勉強をしていると「すぐに忘れてしまう」ことがあります。
人間は忘れる生き物ですし、当たり前のことです。しかし、何度覚えても忘れるのは、何らかの原因があり改善できるはずです。
実際に私自身が指導して、最近定着が今一歩だと感じます。いくつか確認作業して、悪い指導もあったか検証します。
勉強=覚えるではない
特に中学生で、当塾は時間が長く、大量の暗記と演習をこなします。確かに、勉強は学習量ですが、やみくもにしても作業であって、定着しません。
勤めていた塾が、中学生は理解するより慣れろという方針で、そのことは間違いではありません。ただ、そこに私自身が縛られて、とにかく「覚えろ」となってしまいます。
ですから、修正して「理解する」ことを、再三に渡り強調します。
勉強=覚えるという図式で学習すると、覚えようとして緊張して、時間が経つと忘れます。そして、また覚えようとして、また忘れます。これのくり返しでストレスになります。
どうしてこうなるのか理解しないと、覚えられません。
例えば、8桁の数字を覚えるとします。「38167340」を覚えるとして、今何度か書いて覚えても、明日には忘れるでしょう。そもそも、この数字に意味はなく、覚えて何の意味があるのかとなります。
その8桁でも「12345678」なら覚えられます。一生覚えますよね。
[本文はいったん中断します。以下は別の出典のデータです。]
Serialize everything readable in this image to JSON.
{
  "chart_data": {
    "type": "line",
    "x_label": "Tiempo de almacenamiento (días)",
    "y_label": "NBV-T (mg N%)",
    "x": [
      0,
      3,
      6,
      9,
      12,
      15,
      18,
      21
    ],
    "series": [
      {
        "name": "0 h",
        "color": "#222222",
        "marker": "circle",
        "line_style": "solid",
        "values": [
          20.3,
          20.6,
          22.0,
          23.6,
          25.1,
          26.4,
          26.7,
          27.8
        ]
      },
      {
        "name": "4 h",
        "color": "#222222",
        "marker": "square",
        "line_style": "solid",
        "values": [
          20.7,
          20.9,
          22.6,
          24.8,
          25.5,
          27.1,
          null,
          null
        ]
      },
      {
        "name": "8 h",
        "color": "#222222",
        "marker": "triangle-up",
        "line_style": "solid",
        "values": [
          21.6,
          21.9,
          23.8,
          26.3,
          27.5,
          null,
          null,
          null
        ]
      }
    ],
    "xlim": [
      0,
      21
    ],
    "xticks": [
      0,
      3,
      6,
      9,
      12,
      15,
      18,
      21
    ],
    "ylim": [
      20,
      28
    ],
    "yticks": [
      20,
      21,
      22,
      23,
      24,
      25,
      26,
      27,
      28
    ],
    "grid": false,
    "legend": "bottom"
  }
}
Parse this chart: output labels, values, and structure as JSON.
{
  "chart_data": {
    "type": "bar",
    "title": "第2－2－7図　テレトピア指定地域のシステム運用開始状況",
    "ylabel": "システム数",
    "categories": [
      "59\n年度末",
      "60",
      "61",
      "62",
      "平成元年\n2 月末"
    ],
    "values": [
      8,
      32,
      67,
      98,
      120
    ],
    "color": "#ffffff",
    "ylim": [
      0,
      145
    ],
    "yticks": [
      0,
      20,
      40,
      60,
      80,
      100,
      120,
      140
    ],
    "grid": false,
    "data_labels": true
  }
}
言うまでもなく、数字に意味があるからです。
そして、勉強は覚えることではなく、理解することです。私自身が「覚えさせる」という意識に、偏っていたのかもしれません。
覚えることを強要しない
勉強は理解することが目的で、覚えることが目的ではありません。
その覚えることを強要すると、「すぐに忘れてします」ということが頻発します。
1 一度に大量に覚えようとする
記憶の仕方としては、よくない方法です。一度に大量の情報を脳に入れようとすると、脳に負荷がかかります。それは長期記憶にならず、脳が忘れようとします。
少しずつでないと、脳が処理しきれません。
回数を分けて、少しずづ覚える。そして、確認テストなどをしてアウトプットする。脳をならしていく感覚です。
2 すぐに全部覚えようとする
これも、塾でやりがちですが、その時に完全に理解させようとします。難しい内容ですと、短期間では脳の許容範囲を越えます。
何回か読んでいるうちに、わかることがあるように、勉強も一度にする必要はないです。塾でも「今日1日では分からなくても、段々分かってくる」と、私はよく言います。
その場で全部覚えて分かろうとするのをくり返すと、脳が拒絶してすぐに忘れてしまいます。
覚える時は、少しでも考えて理解しようとする。そして、何回もくりかえして学習することを心がけましょう。